NeurIPS 2019
Sun Dec 8th through Sat the 14th, 2019 at Vancouver Convention Center
Paper ID:1295
Title:Conditional Independence Testing using Generative Adversarial Networks

Reviewer 1

Originality This paper presents a new way to use GANs in hypothesis testing. It was very interesting to use GANs to construct a null distribution that adapts to the dataset without strong assumptions. The proposed method can be used for feature selection and explainable neural networks. Quality Authors support their framework with theoretical justification and empirical results. The quantitative experimental results are limited to synthetic data but comprehensive and expected behaviours of the GCIT are observed in synthetic experiments. The only experimental result with real data is shown but it is hard to tell which result is more accurate and powerful. This issue will be raised when GCIT is applied to real-world applications. Clarity The method is clearly described and sufficient theoretical analysis was done. Exchangeability of samples and statistics were checked. The paper is well-written so that any machine learning scientists appreciate the main contribution and their intuition. Significance The main concern of this work boils down to the robustness of the method. As the authors have shown, the method dependent on hyperparameters (e.g., Lambda, the architecture of GANs) and quality of parameters of neural networks. Especially, in some academic fields, getting a p-value less than 0.05 is crucial to get the paper published. In this case, it is doubtful that the proposed method can be accepted in that community since by training models with bigger lambda or different GAN architectures will allow them to boost their p-values. The protocols to avoid overfitting of GANs, and choose hyperparameters and models should be carefully analyzed.

Reviewer 2

The authors tackle the problem of conditional independence testing problem by using a generative model to obtain the p-value. Pros: - Using GAN to generate conditional independent sample is a new design and a new method to tackle the problem. - Good result on control of the type 1 error - Promising simulation result Cons - Any rationale behind the reason why increasing lambda causes the increasing of type 1 error? - I feel that the sample size and scalability would be an issue here. If the data is limited would GAN be able to generate high quality samples of X? Also for a decent result how many sample should be generated until the p value become stable? It would be good if one investigate these problems for large implementations. Thank the authors for the feedback addressing my questions.

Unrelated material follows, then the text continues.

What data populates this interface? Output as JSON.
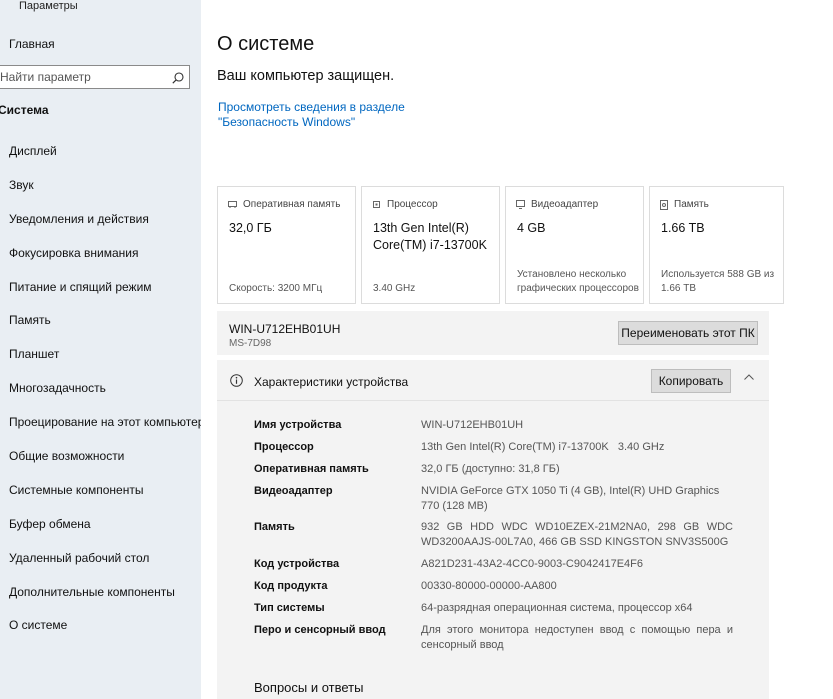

I am keeping my score at 6.

Reviewer 3

This paper follows the framework of conditional independence tests provided by [4]. Instead of assuming the type of distribution, it uses GAN to simulate the distribution and then make conclusions based on distribution comparison. Some theoretic and empirical analysis of this method is provided in a logical manner. The experiments are well organized and easy to read. The framework is not new but introducing GAN may help to extend the testing to high dimensional data. Theoretic analysis does not completely cover all aspects that a hypothesis testing method needs.